Tribunal upholds ₹10,247 crore retro tax on Cairn, but no interest
The Income Tax Appellate Tribunal (ITAT) on Friday upheld a ₹10,247 crore capital gains tax demand slapped on an arm of British explorer Cairn Energy Plc in connection with offshore transactions involving Indian assets in 2006.
The Delhi bench of the tribunal rejected the explorer’s subsidiary Cairn UK Holdings Ltd.’s plea that the sale of shares representing assets in India to the newly formed Cairn India Ltd. (CIL) was merely an internal reorganisation with no income implications in India.
The ruling is not expected to have any immediate impact on the long-pending dispute between Cairn and the Indian tax department. Cairn has already dragged the Indian government to international arbitration under the India-UK bilateral investment promotion treaty.
The tax tribunal pointed out that the transaction has helped in substantially increasing the real income of the assessee.
It, however, ruled that Cairn is not liable to pay interest on the tax amount due as it could not have anticipated the tax liability that arose due to retrospective amendments.

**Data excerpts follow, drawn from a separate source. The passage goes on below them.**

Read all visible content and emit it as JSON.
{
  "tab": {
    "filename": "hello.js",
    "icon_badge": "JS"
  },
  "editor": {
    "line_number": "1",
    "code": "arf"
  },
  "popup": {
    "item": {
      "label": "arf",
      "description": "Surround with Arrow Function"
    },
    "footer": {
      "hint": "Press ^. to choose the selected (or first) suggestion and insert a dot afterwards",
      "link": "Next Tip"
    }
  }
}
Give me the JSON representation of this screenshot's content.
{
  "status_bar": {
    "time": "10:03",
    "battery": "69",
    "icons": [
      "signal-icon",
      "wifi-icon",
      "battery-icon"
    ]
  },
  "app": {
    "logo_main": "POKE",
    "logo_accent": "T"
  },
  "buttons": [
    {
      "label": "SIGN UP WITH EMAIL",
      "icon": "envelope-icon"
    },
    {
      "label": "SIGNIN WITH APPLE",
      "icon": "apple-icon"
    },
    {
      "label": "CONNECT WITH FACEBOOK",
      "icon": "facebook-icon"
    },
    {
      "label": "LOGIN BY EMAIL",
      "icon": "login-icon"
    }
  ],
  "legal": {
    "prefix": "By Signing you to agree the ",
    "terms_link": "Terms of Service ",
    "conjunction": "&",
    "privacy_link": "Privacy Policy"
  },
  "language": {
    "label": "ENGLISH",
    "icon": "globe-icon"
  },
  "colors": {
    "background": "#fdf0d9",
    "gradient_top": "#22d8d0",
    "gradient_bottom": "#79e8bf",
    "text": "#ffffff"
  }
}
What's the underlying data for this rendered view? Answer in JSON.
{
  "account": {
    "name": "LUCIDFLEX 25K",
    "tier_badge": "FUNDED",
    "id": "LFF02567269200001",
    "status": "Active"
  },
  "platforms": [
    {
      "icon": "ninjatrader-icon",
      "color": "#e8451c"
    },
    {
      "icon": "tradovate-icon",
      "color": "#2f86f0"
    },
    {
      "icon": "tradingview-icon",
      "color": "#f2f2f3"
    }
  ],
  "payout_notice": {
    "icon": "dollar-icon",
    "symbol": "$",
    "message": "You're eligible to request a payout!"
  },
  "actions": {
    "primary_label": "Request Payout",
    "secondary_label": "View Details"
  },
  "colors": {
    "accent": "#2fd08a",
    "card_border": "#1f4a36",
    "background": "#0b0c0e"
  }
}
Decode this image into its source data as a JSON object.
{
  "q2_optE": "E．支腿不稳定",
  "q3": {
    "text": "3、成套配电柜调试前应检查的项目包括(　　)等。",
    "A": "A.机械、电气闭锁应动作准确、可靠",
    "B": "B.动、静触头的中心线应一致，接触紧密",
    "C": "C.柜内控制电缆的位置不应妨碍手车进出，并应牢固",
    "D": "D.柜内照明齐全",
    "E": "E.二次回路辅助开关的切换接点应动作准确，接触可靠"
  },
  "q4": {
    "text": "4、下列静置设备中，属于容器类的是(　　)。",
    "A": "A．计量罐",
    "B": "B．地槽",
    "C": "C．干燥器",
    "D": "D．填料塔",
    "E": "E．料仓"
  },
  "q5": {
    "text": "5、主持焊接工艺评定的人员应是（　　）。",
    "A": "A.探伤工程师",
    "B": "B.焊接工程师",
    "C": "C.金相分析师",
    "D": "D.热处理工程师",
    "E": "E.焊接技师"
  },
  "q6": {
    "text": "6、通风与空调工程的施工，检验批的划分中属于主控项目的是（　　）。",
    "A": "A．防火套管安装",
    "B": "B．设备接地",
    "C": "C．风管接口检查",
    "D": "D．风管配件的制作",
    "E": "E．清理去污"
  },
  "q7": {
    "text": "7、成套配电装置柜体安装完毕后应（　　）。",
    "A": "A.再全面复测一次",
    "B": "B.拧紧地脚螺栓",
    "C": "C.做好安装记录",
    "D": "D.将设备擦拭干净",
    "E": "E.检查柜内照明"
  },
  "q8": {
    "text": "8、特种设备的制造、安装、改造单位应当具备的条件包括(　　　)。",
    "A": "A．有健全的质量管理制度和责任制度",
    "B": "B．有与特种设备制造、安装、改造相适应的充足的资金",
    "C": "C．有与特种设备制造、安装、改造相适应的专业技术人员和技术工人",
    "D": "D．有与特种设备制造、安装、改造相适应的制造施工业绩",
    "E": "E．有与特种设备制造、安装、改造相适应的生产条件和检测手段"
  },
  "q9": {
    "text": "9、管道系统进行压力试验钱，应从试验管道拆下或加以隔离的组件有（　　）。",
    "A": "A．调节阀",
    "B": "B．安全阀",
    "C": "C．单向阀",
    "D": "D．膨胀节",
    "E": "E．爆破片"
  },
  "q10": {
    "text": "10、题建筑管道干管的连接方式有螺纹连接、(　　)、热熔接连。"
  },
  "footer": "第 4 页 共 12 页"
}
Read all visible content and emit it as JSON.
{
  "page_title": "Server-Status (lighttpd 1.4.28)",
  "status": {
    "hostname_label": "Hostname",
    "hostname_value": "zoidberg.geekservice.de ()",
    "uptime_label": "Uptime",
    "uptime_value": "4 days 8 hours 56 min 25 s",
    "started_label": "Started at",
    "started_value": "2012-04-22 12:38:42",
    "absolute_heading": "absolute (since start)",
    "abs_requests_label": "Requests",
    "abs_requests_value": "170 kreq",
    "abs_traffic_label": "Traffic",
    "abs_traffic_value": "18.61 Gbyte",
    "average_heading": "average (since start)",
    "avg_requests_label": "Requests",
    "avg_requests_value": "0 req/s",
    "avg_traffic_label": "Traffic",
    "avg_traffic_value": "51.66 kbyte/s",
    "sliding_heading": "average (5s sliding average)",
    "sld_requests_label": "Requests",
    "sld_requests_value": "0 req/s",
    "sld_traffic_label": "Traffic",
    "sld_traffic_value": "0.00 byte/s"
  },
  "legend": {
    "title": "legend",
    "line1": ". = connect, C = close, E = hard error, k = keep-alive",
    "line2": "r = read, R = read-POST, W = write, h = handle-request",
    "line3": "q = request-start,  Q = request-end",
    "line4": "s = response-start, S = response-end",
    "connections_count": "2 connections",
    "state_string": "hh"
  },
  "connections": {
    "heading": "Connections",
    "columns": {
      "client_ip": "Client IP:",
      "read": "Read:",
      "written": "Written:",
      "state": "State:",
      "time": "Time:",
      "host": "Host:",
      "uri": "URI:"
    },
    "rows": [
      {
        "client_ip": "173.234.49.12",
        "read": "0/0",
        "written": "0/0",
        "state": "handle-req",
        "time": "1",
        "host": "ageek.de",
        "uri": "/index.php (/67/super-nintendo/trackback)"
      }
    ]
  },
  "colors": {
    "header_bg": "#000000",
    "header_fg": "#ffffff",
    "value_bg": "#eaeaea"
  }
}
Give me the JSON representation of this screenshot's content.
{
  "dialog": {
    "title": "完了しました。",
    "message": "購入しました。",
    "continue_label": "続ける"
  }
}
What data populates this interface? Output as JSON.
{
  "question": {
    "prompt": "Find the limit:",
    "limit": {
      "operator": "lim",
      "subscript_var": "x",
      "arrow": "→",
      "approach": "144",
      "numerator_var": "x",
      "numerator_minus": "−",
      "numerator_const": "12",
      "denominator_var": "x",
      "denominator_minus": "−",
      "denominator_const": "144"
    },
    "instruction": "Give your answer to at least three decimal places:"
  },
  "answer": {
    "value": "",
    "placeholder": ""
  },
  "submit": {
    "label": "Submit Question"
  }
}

In response to emailed queries, Cairn UK Holdings Ltd said international arbitration proceedings are progressing in respect of the group’s claim. After Cairn Energy Plc’s sale of a majority stake in the Indian arm to London-listed Vedanta Resources Plc in 2011, it retained close to a 10% residual stake in the company. The stake was attached by the tax department in May 2014.
“Cairn is seeking restitution for losses resulting from the attachment of its shares in CIL and failure to treat the Company and its investments fairly and equitably,” said a company statement.
The United Progressive Alliance government brought in retrospective amendments to tax laws in 2012 to ensure transactions where the share transaction happens overseas but the underlying assets are in India, are subject to taxation in India.